Una prova di forza che non si vedeva da anni, su una delle piste più difficili, tecniche e probanti di tutto il mondiale. La Ferrari d’America è stata una splendida sorpresa, che ha portato a casa una doppietta inattesa, almeno sino alla vigilia. Charles Leclerc e Carlos Sainz hanno imposto un ritmo insostenibile, ma va detto che già dalle prove libere del venerdì avevano fatto vedere che la SF-24, sui curvoni ed i saliscendi di Austin, avrebbe avuto le carte in regola per giocarsela.
La SF-24 era l’unica auto dei top team a non aver portato sviluppi in Texas, ed a conti fatti, si è trattato della decisione corretta. Gli sviluppi portati a Monza funzionano ed hanno ridato vita alla Rossa anche sui curvoni veloci, così indigesti nel corso delle gare estive a causa del problema del porpoising, ripresentatosi in quel di Barcellona. Il duro lavoro di Diego Tondi e Fabio Montecchi ha pagato alla grande, dimostrando che questa Ferrari è tornata a fare la parte del leone, e che vorrà provare a giocarsi il mondiale costruttori sino in fondo.
Il titolo piloti sembra essere impossibile per Charles Leclerc, che a causa di un disgraziato periodo post-Monaco paga ancora 79 punti da Max Verstappen, pur essendo il pilota che ha ottenuto il maggior numero di punti dopo la pausa estiva. La Ferrari si è messa a -48 dalla McLaren ed a -8 dalla Red Bull, dimostrandosi pienamente in lotta per la classifica costruttori, nel quale non primeggia da 16, lunghissimi anni.
Ma per quale motivo, oltre che per il prestigio e le nuove ambizioni mondiali, il successo di Austin è così importante per il Cavallino? La risposta, per chi ha sofferto in questo decennio e mezzo nel seguire da vicino le sofferenze della signora in rosso, è tutta nelle statistiche. Storicamente, la Scuderia modenese ha sempre faticato enormemente nelle seconde parti di stagione, nelle quali andava in crisi a causa di sviluppi non performanti.

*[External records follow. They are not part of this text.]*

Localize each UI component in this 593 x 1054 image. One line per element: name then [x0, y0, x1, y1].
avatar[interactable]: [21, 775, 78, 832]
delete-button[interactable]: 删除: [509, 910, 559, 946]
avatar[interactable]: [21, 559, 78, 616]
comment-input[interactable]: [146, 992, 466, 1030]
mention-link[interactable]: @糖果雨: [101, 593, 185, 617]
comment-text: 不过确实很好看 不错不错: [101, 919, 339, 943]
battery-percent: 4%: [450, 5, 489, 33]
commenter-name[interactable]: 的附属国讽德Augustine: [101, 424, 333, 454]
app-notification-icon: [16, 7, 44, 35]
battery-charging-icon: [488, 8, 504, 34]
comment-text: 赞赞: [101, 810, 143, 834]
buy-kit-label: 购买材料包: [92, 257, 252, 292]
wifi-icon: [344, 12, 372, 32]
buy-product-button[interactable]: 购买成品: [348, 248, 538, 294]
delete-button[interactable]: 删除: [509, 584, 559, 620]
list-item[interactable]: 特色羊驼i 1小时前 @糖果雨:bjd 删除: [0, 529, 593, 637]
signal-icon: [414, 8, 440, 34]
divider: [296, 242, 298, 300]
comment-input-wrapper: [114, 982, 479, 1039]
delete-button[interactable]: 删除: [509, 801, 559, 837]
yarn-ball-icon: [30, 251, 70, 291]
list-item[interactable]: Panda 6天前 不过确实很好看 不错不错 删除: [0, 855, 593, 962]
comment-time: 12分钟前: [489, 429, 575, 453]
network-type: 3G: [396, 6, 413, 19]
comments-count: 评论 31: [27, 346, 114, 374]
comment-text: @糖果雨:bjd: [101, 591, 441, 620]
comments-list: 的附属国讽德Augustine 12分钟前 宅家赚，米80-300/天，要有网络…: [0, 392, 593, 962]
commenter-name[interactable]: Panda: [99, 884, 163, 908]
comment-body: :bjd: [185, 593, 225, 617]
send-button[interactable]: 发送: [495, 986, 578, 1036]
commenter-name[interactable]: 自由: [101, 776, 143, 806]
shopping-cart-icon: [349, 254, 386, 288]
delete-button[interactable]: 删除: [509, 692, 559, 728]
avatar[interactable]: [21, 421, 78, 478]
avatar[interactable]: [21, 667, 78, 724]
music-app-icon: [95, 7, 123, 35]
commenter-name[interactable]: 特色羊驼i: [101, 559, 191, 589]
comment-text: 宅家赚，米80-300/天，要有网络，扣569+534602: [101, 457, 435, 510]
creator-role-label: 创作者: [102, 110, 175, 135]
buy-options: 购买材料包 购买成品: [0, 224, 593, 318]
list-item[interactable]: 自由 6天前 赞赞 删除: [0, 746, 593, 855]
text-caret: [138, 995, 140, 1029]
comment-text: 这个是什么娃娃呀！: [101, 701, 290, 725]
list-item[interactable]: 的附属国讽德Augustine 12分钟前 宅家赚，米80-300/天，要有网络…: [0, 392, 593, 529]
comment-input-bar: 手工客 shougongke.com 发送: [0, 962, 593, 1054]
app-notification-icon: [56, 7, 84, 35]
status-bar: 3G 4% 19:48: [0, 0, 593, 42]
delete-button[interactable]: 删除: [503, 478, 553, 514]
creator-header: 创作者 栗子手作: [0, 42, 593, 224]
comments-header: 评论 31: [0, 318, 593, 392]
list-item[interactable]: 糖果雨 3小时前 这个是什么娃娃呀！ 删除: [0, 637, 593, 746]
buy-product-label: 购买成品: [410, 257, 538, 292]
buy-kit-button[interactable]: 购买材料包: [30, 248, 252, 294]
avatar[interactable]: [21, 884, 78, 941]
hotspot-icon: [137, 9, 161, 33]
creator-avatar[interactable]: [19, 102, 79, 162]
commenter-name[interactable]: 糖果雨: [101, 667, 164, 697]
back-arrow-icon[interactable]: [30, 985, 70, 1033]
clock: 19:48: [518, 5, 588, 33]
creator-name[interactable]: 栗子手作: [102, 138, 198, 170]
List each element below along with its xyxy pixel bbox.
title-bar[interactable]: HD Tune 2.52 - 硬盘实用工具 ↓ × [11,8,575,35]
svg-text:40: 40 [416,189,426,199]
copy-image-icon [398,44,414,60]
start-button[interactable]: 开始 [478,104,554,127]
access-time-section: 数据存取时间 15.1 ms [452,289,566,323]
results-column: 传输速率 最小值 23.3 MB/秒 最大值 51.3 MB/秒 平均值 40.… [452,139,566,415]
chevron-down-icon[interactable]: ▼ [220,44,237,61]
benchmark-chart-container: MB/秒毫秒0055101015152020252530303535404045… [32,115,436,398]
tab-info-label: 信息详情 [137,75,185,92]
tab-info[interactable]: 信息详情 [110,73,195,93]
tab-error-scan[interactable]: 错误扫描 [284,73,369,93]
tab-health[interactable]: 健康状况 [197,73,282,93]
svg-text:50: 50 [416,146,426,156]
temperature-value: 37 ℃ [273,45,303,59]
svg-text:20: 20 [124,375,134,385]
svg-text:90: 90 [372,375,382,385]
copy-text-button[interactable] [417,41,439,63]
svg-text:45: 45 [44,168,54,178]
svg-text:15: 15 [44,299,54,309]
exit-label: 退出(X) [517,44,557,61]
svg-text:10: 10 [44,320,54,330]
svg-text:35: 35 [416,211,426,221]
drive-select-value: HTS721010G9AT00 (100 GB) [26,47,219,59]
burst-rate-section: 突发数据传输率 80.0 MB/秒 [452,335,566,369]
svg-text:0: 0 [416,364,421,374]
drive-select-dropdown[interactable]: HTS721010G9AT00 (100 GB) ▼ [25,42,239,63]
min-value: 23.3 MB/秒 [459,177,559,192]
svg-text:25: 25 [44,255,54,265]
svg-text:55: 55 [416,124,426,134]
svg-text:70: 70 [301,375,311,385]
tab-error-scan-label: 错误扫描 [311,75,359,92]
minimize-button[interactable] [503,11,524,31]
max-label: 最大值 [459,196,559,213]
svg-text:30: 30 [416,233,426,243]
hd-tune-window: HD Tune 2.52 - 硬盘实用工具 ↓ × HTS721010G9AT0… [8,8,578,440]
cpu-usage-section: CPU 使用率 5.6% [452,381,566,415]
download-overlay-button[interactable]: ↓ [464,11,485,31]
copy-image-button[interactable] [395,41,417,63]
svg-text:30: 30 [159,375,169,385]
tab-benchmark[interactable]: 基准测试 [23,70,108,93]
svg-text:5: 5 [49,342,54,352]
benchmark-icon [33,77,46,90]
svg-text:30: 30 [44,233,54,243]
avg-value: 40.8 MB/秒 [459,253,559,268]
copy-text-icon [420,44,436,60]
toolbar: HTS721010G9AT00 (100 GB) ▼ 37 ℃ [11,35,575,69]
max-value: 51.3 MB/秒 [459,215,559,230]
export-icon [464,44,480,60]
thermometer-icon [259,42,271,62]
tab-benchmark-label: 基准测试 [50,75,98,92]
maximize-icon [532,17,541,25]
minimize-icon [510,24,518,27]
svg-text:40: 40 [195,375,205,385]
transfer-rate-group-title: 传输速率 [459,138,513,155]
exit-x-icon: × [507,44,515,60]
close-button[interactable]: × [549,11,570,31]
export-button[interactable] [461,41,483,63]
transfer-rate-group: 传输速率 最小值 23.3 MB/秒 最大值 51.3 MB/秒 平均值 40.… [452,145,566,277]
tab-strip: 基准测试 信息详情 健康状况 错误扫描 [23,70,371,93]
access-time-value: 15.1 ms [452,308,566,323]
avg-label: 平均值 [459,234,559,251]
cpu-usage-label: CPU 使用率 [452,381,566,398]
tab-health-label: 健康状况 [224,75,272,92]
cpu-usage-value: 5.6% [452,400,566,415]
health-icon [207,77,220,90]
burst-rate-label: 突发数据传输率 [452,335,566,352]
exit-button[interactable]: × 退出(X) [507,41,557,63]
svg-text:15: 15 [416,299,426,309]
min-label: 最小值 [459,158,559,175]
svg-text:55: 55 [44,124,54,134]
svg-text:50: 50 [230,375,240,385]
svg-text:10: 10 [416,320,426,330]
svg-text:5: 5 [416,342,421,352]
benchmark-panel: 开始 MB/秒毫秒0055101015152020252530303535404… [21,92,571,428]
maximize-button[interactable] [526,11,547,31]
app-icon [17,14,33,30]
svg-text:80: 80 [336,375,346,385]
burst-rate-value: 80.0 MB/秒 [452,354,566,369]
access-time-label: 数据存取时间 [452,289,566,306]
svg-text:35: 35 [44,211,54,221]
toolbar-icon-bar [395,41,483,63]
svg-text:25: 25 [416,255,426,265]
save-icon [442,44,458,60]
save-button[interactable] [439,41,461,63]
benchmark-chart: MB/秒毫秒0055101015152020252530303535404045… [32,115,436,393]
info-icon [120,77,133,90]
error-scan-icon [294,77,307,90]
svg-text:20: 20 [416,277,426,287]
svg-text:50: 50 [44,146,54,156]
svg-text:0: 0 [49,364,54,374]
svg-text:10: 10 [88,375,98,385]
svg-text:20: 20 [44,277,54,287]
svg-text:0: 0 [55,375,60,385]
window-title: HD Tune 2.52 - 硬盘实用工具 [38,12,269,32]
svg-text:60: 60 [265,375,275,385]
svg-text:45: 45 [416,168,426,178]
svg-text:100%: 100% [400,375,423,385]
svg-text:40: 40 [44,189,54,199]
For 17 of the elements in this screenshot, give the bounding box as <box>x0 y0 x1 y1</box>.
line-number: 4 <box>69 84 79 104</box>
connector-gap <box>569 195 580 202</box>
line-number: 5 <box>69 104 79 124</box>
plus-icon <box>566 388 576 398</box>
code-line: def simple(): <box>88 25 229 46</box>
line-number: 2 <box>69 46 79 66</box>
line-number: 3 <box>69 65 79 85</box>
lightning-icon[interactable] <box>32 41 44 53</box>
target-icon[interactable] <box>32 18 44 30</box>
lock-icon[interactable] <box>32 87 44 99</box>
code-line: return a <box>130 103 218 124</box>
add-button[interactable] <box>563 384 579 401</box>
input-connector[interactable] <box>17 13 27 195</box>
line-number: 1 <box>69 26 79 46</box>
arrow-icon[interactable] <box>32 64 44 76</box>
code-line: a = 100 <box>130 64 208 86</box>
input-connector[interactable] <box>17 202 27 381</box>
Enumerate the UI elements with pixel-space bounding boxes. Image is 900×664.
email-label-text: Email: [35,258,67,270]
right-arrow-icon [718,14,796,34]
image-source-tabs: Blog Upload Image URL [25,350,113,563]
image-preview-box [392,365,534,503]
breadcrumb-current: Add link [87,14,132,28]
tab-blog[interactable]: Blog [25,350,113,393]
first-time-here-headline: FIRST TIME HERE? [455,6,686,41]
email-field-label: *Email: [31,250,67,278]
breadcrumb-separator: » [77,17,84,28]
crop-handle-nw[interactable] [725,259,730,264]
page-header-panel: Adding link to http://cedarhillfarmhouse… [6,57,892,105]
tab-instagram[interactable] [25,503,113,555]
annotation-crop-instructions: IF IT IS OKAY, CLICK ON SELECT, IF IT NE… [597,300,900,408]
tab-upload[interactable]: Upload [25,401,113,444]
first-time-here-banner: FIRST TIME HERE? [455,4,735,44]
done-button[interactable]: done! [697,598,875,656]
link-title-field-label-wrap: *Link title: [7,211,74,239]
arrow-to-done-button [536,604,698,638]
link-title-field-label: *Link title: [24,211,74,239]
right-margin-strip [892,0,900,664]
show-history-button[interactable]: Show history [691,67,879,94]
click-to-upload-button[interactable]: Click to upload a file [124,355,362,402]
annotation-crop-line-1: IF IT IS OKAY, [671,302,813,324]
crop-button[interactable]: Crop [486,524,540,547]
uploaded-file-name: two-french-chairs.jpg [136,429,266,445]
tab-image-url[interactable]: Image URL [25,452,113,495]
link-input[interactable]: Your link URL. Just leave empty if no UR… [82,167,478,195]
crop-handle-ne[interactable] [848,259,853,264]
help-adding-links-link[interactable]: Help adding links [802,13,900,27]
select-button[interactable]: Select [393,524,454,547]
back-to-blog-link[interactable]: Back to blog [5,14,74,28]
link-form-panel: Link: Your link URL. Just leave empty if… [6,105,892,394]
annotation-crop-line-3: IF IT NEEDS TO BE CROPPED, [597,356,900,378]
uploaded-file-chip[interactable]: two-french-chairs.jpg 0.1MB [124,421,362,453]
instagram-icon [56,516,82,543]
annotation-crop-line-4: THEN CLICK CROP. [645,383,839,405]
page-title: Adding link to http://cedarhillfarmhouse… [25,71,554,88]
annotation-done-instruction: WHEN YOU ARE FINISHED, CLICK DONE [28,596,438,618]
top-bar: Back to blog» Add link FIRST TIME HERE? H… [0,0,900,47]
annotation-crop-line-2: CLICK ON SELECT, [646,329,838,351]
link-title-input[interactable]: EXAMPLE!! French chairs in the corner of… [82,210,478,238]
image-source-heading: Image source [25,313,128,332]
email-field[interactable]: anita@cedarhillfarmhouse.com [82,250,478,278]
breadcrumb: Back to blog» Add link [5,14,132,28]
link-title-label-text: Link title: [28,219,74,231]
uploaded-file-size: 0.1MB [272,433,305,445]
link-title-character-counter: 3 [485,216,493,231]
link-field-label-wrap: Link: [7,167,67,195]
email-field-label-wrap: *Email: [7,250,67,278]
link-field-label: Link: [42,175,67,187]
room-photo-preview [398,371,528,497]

Nel 2024, dopo una difficile estate, si sta invece verificando l’esatto opposto. Da Monza in avanti, la Ferrari è forse l’auto migliore, in media, in concomitanza con la McLaren, visto che a Baku il successo è stato regalato ad Oscar Piastri a causa di una difesa non troppo aggressiva di Leclerc e di una strategia non all’altezza, mentre a Singapore è mancata la qualifica. La squadra di Frederic Vasseur ha risposto alla grande ai momenti di difficoltà, e con una SF-24 in questa forma, sognare non è vietato.